Le titulaire d’un compte bancaire conteste trois opérations de paiement effectuées frauduleusement sur son compte à la suite de sa réponse à un courriel l’ayant conduit à communiquer, sur un site internet, le numéro de sa carte bancaire, sa date d’expiration et son code de vérification. La banque lui oppose un refus de paiement, estimant qu’il a commis une négligence grave en communiquant ses données personnelles en réponse à un courriel suspect.
En effet, la banque invoque que le courriel comportait des indices qui permettaient à un utilisateur normalement averti de douter de sa provenance : l'adresse de l'expéditeur de ce courriel était « [Courriel 1] (illisible)[Courriel 1] » ; son objet était intitulé « ***SPAM*** vous écrit » ; le message, qui indiquait « lors de votre dernier achat, vous été [sic] averti par un message vous informant de l'obligation d'adhérer à la nouvelle réglementation concernant la fiabilité des achats par CB sur internet et la mise en place d'un arrêt pour vos futurs achats. Or, nous n'avons pas à ce jour d'adhésion de votre part et nous sommes au regret de vous informer que vous pouvez plus [sic] utiliser votre carte sur internet », en invitant le destinataire à cliquer sur un lien et à communiquer ses données personnelles, comportait des fautes de syntaxe et d'orthographe, et ne correspondait pas à la situation de l’utilisateur qui ne pouvait ignorer que lors de son dernier achat sur internet, il n'avait reçu aucun avertissement quant à un risque de blocage de sa carte pour effectuer des paiements à distance.

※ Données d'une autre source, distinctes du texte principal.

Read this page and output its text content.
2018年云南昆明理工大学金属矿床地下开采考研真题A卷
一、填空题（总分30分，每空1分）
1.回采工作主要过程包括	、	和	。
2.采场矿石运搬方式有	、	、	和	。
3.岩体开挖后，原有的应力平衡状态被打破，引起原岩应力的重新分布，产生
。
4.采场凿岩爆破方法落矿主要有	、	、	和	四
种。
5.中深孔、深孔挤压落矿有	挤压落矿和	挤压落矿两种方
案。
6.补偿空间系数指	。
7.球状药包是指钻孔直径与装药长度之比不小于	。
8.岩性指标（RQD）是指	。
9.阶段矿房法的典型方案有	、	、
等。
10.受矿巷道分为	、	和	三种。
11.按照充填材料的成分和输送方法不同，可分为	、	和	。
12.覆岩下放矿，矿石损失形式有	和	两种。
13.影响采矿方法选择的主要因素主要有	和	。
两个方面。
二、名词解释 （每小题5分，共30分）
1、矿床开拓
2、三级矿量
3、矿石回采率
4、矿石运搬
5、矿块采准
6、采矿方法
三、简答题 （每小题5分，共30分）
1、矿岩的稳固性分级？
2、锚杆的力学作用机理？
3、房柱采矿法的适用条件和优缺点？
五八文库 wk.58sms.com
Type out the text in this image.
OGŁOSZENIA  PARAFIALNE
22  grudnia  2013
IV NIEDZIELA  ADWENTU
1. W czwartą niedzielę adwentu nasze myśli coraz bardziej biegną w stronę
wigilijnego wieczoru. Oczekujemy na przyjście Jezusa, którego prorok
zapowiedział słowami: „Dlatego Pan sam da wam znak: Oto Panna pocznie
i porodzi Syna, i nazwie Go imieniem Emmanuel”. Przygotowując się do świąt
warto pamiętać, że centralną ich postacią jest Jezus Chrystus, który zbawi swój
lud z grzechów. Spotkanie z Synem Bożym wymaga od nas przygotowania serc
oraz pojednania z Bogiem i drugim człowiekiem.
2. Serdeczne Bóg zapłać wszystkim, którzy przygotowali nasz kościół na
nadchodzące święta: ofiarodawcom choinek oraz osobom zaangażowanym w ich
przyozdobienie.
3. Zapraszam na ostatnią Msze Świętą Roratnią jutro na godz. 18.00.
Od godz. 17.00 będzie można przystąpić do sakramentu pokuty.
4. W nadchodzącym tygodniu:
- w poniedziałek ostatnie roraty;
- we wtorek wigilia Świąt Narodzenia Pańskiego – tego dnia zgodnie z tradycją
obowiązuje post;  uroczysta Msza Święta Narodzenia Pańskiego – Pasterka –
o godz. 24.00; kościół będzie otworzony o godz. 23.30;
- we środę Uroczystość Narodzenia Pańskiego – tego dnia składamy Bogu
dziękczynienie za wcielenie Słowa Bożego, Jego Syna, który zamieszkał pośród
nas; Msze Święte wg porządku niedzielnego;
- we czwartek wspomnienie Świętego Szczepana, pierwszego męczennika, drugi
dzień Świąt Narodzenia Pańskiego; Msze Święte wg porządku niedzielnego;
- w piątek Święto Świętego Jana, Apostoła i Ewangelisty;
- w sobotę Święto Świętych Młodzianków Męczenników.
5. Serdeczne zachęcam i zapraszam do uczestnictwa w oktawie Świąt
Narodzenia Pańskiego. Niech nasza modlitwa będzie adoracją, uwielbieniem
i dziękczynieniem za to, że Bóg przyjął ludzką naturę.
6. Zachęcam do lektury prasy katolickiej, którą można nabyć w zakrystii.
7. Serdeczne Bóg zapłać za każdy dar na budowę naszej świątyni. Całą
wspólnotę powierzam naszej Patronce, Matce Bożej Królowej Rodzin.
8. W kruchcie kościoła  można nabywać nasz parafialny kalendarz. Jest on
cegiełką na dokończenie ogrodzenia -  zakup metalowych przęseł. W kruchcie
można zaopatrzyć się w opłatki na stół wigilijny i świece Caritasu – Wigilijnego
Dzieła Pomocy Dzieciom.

En appel, la banque est néanmoins condamnée à rembourser les paiements frauduleux au titulaire du compte. La cour d’appel lui reproche de n’avoir pas démontré que l’utilisateur avait fourni ces informations en pleine connaissance de cause et qu’il aurait failli à son devoir de vigilance.
Décision censurée par la Cour de cassation. La cour d’appel aurait dû rechercher si, au regard des circonstances de l’espèce, l’utilisateur n’aurait pas pu avoir conscience que le courriel qu’il avait reçu était frauduleux et si, en conséquence, le fait d’avoir communiqué ses données personnelles ne caractérisait pas un manquement par négligence grave à ses obligations.
A noter :
En cas de prélèvement frauduleux, la responsabilité du titulaire de la carte est en principe plafonnée (C. mon. fin. art. L 133-19, I). Toutefois, il appartient à l’utilisateur de services de paiement de prendre toute mesure raisonnable pour préserver la sécurité de ses dispositifs de sécurité personnalisés (C. mon. fin. art. L 133-16). Il doit supporter toutes les pertes occasionnées par des opérations de paiement non autorisées si ces pertes résultent d’un agissement frauduleux de sa part ou s’il n’a pas satisfait intentionnellement ou par négligence grave à ses obligations (C. mon. fin. art. L 133-19, IV). En revanche, s’il a commis une négligence, il doit supporter la perte et perd son droit à remboursement (C. mon. fin. art. L 133-19, IV).
Constitue une négligence grave le fait de communiquer les données de sa carte bancaire à la suite d'un hameçonnage dès lors que l'utilisateur avait conscience du caractère frauduleux du courriel reçu (Cass. com. 25-10-2017 n° 16-11.644 FS-PBI : RJDA 4/18 n° 354) ou encore le fait, pour le titulaire d'un compte bancaire qui paie ses factures par prélèvement, de communiquer des données confidentielles en répondant à un courriel de rappel présentant des irrégularités permettant de douter de sa provenance, en l'espèce, inexactitude de l'adresse de l'expéditeur et du numéro du contrat mentionné, discordance entre les montants réclamés (Cass. com. 6-6-2018 n° 16-29.065 F-D : RJDA 10/18 n° 766). Aussi jugé que l’utilisateur aurait dû être alerté du caractère douteux de la provenance du courriel présentant de sérieuses anomalies tenant tant à la forme qu’au contenu du message (Cass. com. 1-7-2020 n° 18-21.487 F-PB : RJDA 11/20 n° 594).
Il appartient à la banque de prouver la négligence grave du titulaire (Cass. com. 18-1-2017 n° 15-18.102 FS-PBI : RJDA 3/17 n° 205 ; Cass. com. 28-3-2018 n° 16-20.018 FS-PBI : RJDA 8-9/18 n° 676).
La décision a été rendue à propos des articles L 133-16 et L 133-19 dans leur version antérieure à celle issue de l’ordonnance 2017-1252 du 9 août 2017 mais la solution demeure sous l'empire du droit actuel.